Negro was used by masters to separate the "Negros" from the "humans"(whites). Read the diaries of the time. The "Negro" was essentially a beast. You never see whites back then refer to themselves as Caucasians or European Americans. They were always "white".
Even today, we don't call ourselves Caucasians in normal speech. When white people use the term "negro", it's basically a way to introduce themselves as "rednecks".
I really, really, really dislike ever having to check myself off as 'causasian'. I don't feel any particular affinity to the people living in the Caucasus mountains. I especially don't speak Chechen. I don't even think English is a close relative.
Negro was used by masters to separate the "Negros" from the "humans"(whites). Read the diaries of the time. The "Negro" was essentially a beast.
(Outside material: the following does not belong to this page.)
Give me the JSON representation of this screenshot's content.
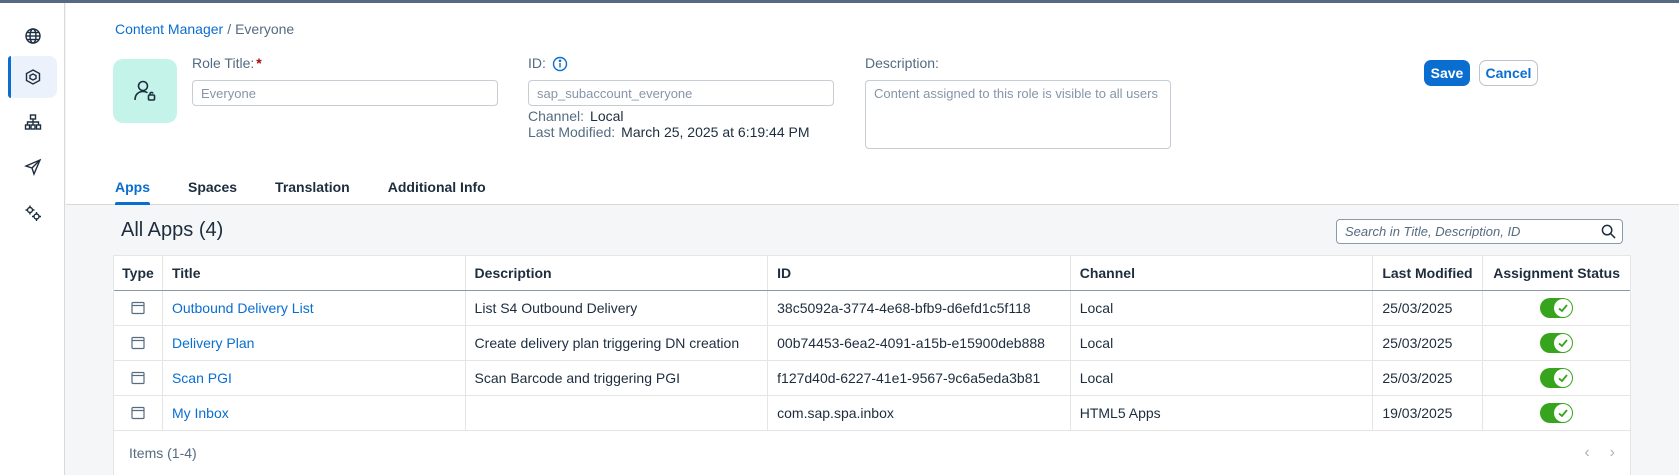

I am now browsing through an original 1856 printing of the 383 page pro-slavery apologia An Essay on Liberty and Slavery written by Albert Taylor Bledsoe .
The following terms are interchangeably used in Bledsoe's book:
"the African"......."justify the servitude in which the providence of God has placed the African."
"the African race"......."the case with the African race in its present condition....."
"the blacks"......."elevation of the blacks by Southern slavery..."
"the black men"......."We shall refuse to head a conspiracy against the good order , the security, the morals and the very lives of both the white and the black men of the South."
"negro"......."An independent negro state was thus established in Hayti."
The pro-slavery arguments of the time (and Bledsoe wrote 383 pages of them) did not claim that (blacks, Africans, negroes) were "not human". The pro-slavery arguments of the time claimed that that they were humans created by God with a lack of industry and morals and therefore needed the control of the master just as a child needed the control of the parent.
In short, the terms "balcks", "Africans" and "negro" were used interchangeably with no difference in meaning between them, there was no connotation of "human" vs "non-human", only "African" was capitalized, and "negro" was used to describe both a slave and an independent negro republic.